Many Middle Eastern countries have also expressed interest in data sharing. For example, the United Arab Emirates, as an emerging leader on AI governance in the region, has published a National Programme for Artificial Intelligence, which outlines the UAE’s intention to engage in data sharing and establish a collaborative partnership with India to increase investment for AI start-ups and promote research and development of AI technologies and services.
China also has indicated support for collaboration and data sharing to achieve AI’s full potential. China’s 2017 AI Development Plan encourages collaborative efforts in the development of AI and AI infrastructure and proposes open-source platforms that encourage data sharing of algorithms and other toolsets to enhance innovation in AI.
Conclusion
As with cellular phones and the internet decades ago, the development of AI technology has outpaced the development of the law in several key respects. However, as we witnessed with past technological revolutions, policymakers with quick strides are seeking to catch up.

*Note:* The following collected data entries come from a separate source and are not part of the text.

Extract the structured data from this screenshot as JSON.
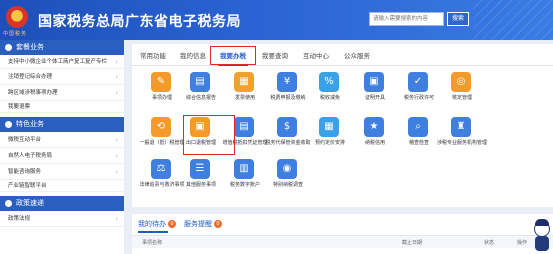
{
  "header": {
    "title": "国家税务总局广东省电子税务局",
    "emblem_text": "中国税务",
    "search_placeholder": "请输入需要搜索的内容",
    "search_button": "搜索"
  },
  "sidebar": {
    "sections": [
      {
        "label": "套餐业务",
        "items": [
          "支持中小微企业个体工商户复工复产专栏",
          "注销登记综合办理",
          "跨区域涉税事项办理",
          "我要退票"
        ]
      },
      {
        "label": "特色业务",
        "items": [
          "微税互动平台",
          "自然人电子税务局",
          "智能咨询服务",
          "产业链智联平台"
        ]
      },
      {
        "label": "政策速递",
        "items": [
          "政策法规"
        ]
      }
    ]
  },
  "main": {
    "tabs": [
      "常用功能",
      "我的信息",
      "我要办税",
      "我要查询",
      "互动中心",
      "公众服务"
    ],
    "active_tab": "我要办税",
    "items": [
      {
        "label": "事项办理",
        "icon": "pencil-icon",
        "color": "#f39a2b"
      },
      {
        "label": "综合信息报告",
        "icon": "document-icon",
        "color": "#3e7fe0"
      },
      {
        "label": "发票使用",
        "icon": "invoice-icon",
        "color": "#f0a22e"
      },
      {
        "label": "税费申报及缴纳",
        "icon": "tax-return-icon",
        "color": "#3e7fe0"
      },
      {
        "label": "税收减免",
        "icon": "reduction-icon",
        "color": "#3aa0e8"
      },
      {
        "label": "证明开具",
        "icon": "certificate-icon",
        "color": "#3e7fe0"
      },
      {
        "label": "税务行政许可",
        "icon": "license-icon",
        "color": "#3e7fe0"
      },
      {
        "label": "核定管理",
        "icon": "verify-icon",
        "color": "#f39a2b"
      },
      {
        "label": "一般退（抵）税管理",
        "icon": "refund-icon",
        "color": "#f39a2b"
      },
      {
        "label": "出口退税管理",
        "icon": "export-refund-icon",
        "color": "#f39a2b"
      },
      {
        "label": "增值税抵扣凭证管理",
        "icon": "voucher-icon",
        "color": "#3e7fe0"
      },
      {
        "label": "税务代保管资金收取",
        "icon": "funds-icon",
        "color": "#3e7fe0"
      },
      {
        "label": "预约定价安排",
        "icon": "calendar-icon",
        "color": "#3aa0e8"
      },
      {
        "label": "纳税信用",
        "icon": "credit-icon",
        "color": "#3e7fe0"
      },
      {
        "label": "稽查检查",
        "icon": "inspection-icon",
        "color": "#3e7fe0"
      },
      {
        "label": "涉税专业服务机构管理",
        "icon": "agency-icon",
        "color": "#3e7fe0"
      },
      {
        "label": "法律追责与救济事项",
        "icon": "law-icon",
        "color": "#3e7fe0"
      },
      {
        "label": "其他服务事项",
        "icon": "service-icon",
        "color": "#3e7fe0"
      },
      {
        "label": "税务数字账户",
        "icon": "account-icon",
        "color": "#3e7fe0"
      },
      {
        "label": "特别纳税调查",
        "icon": "investigation-icon",
        "color": "#3e7fe0"
      }
    ]
  },
  "bottom": {
    "tabs": [
      {
        "label": "我的待办",
        "count": "0"
      },
      {
        "label": "服务提醒",
        "count": "0"
      }
    ],
    "columns": [
      "事项名称",
      "截止日期",
      "状态",
      "操作"
    ]
  }
}
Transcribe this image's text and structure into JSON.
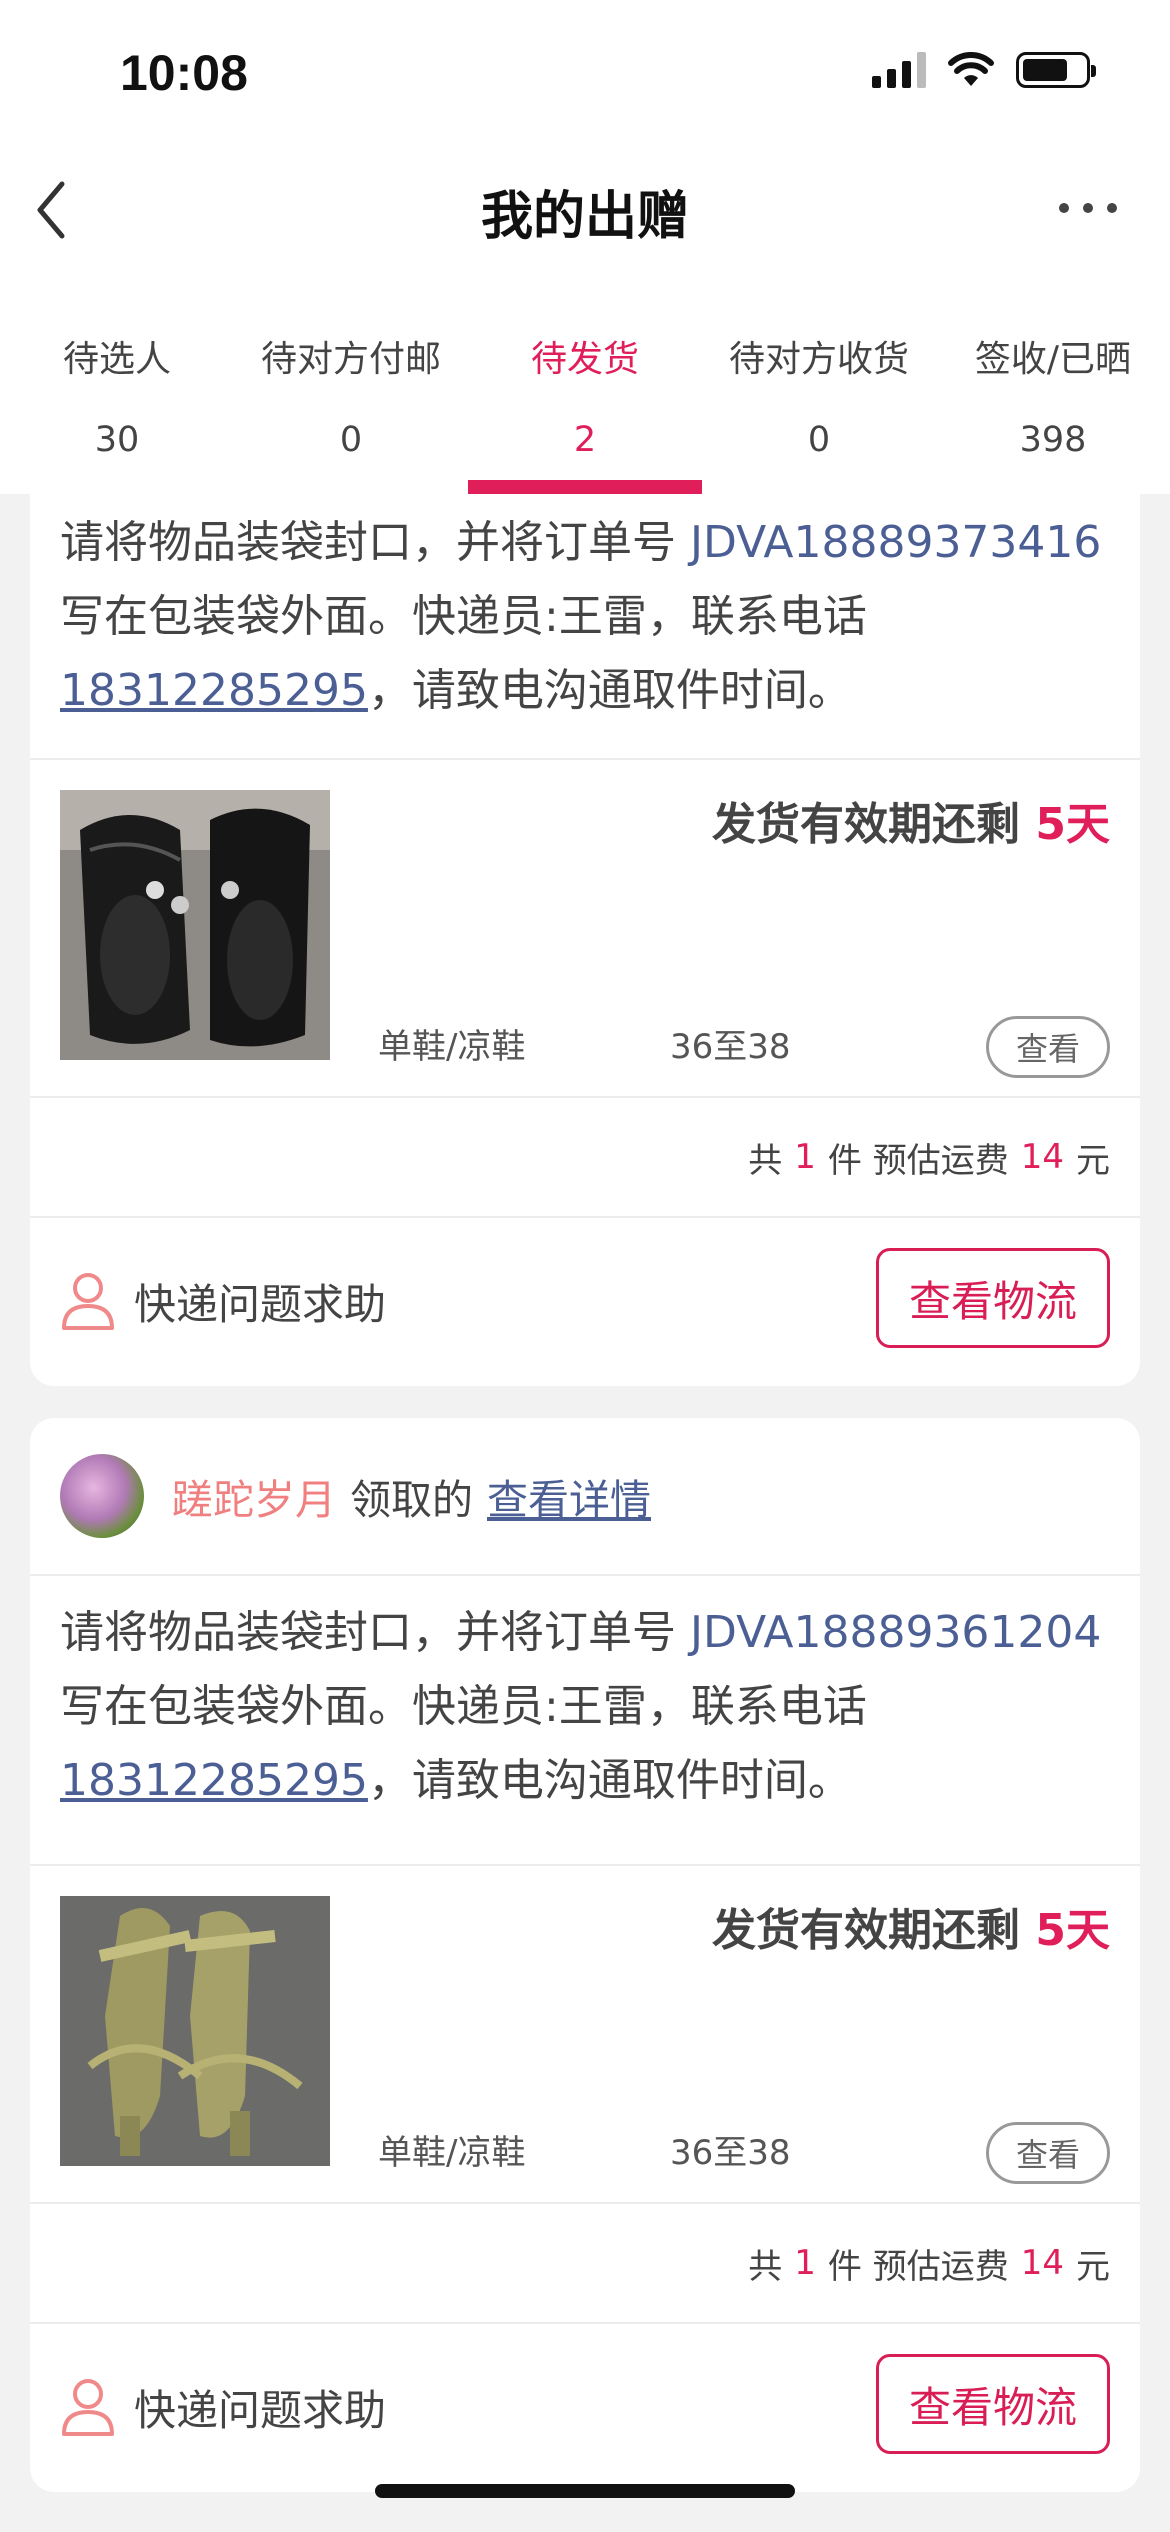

At present, there is significant consensus around AI principles. However, translating these AI principles into policies remains a work in progress, particularly with respect to AI trustworthiness. But while approaches to this currently vary among jurisdictions, many of these jurisdictions share common goals. In addition, multilateral organisations, including the OECD, the UN Educational, Scientific and Cultural Organization, and the GPAI, continue to engage in efforts to forge more harmonisation and AI standards organisations also continue their work. Further developments are likely to come in 2021. It will be important for AI developers and deployers to stay abreast of these ongoing developments so they can continue to address them in their operations.